Le Golf National's Final Holes
Running the Gauntlet
Like a great classical score, Golf National builds to a mesmerising crescendo that brings drama to the fore around its vast swathes of water.
I hope plenty of matches make it to the final four holes, because that’s when Le Golf National really comes to life. It’s a challenging course throughout, but this is when it bares its teeth and breaks your heart or makes you a hero if you’re strong enough to conquer it. It feels like there’s more water than grass on three of the final four holes, and every shot is filled with peril. Every hole has the potential to see birdies and bogeys (or worse), meaning that matches will twist and points will change hands in a flash (or a splash).
The 15th and 18th in particular, flanking either side of the same stretch of water and with connected island greens overlooked by thousands of fans, will be as close to a gladiators’ arena as you get on a golf course. If one suits your natural shot shape, the other won’t. If you struggle on 15, you’ll dread 18, which is a longer, even tougher version of its sibling.

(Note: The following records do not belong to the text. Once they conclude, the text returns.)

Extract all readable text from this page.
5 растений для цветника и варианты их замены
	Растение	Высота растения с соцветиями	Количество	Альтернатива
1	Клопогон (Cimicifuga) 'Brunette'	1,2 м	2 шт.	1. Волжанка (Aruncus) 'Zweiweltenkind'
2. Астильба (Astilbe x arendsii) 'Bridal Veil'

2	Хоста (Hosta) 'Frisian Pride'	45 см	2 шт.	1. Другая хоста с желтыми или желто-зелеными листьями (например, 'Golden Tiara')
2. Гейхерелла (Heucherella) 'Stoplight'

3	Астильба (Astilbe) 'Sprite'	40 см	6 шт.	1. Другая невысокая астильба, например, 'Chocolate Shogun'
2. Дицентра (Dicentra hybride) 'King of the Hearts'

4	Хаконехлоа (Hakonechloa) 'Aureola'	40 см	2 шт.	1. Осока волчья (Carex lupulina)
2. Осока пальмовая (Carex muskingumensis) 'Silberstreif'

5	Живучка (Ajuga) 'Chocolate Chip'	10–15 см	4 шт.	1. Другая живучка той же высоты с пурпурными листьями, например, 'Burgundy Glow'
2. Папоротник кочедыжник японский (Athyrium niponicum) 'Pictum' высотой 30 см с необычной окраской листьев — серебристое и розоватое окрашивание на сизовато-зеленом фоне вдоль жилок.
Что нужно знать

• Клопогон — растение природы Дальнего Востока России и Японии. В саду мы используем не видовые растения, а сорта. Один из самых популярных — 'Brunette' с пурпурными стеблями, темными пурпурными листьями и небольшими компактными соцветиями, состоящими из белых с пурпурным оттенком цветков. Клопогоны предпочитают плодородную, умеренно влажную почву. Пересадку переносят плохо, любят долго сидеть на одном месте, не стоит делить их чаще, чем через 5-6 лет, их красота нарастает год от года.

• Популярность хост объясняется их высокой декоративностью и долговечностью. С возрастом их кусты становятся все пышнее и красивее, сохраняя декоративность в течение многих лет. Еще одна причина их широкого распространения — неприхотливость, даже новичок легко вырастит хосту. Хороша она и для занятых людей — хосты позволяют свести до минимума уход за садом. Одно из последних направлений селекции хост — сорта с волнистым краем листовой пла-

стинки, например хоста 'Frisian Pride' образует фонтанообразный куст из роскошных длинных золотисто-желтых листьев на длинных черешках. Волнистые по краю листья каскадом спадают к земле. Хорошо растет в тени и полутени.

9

Shots that would normally be a walk in the park for the world’s best golfers – a wedge to the 15th green, perhaps – will get pulses racing as the wind whips and changes direction. Hit a high pressure 200-yard iron shot stiff on 18 and you’ll deserve the point or half point it wins you. At least there’s no shortage of water to jump into if you sink the putt that wins the Ryder Cup.
404yds, par 4
”Positioning is vital on the short par 4 with the water down the right and the fairway narrowing at ideal tee shot length. The semi-island green makes distance control key as pins will be tucked over the water.”
173yds, par 3
”Played from an elevated tee, it takes a brave shot to leave an uphill putt on a green that slopes towards the lake and is protected by sand short left. A remodelled green allows some exciting new pin positions.”
480yds, par 4
”This is a long, bunkerless par 4 which demands you find the narrow fairway. The elevated green falls steeply away left, so a drive up the tighter left side can leave the easier line for the approach.”
466yds, par 4
”Bending to the right with water left, this is one of the hardest tee shots, with bunkers catching anything too cautious. The green is vast but water is tight to the front and pin positions will be exacting.”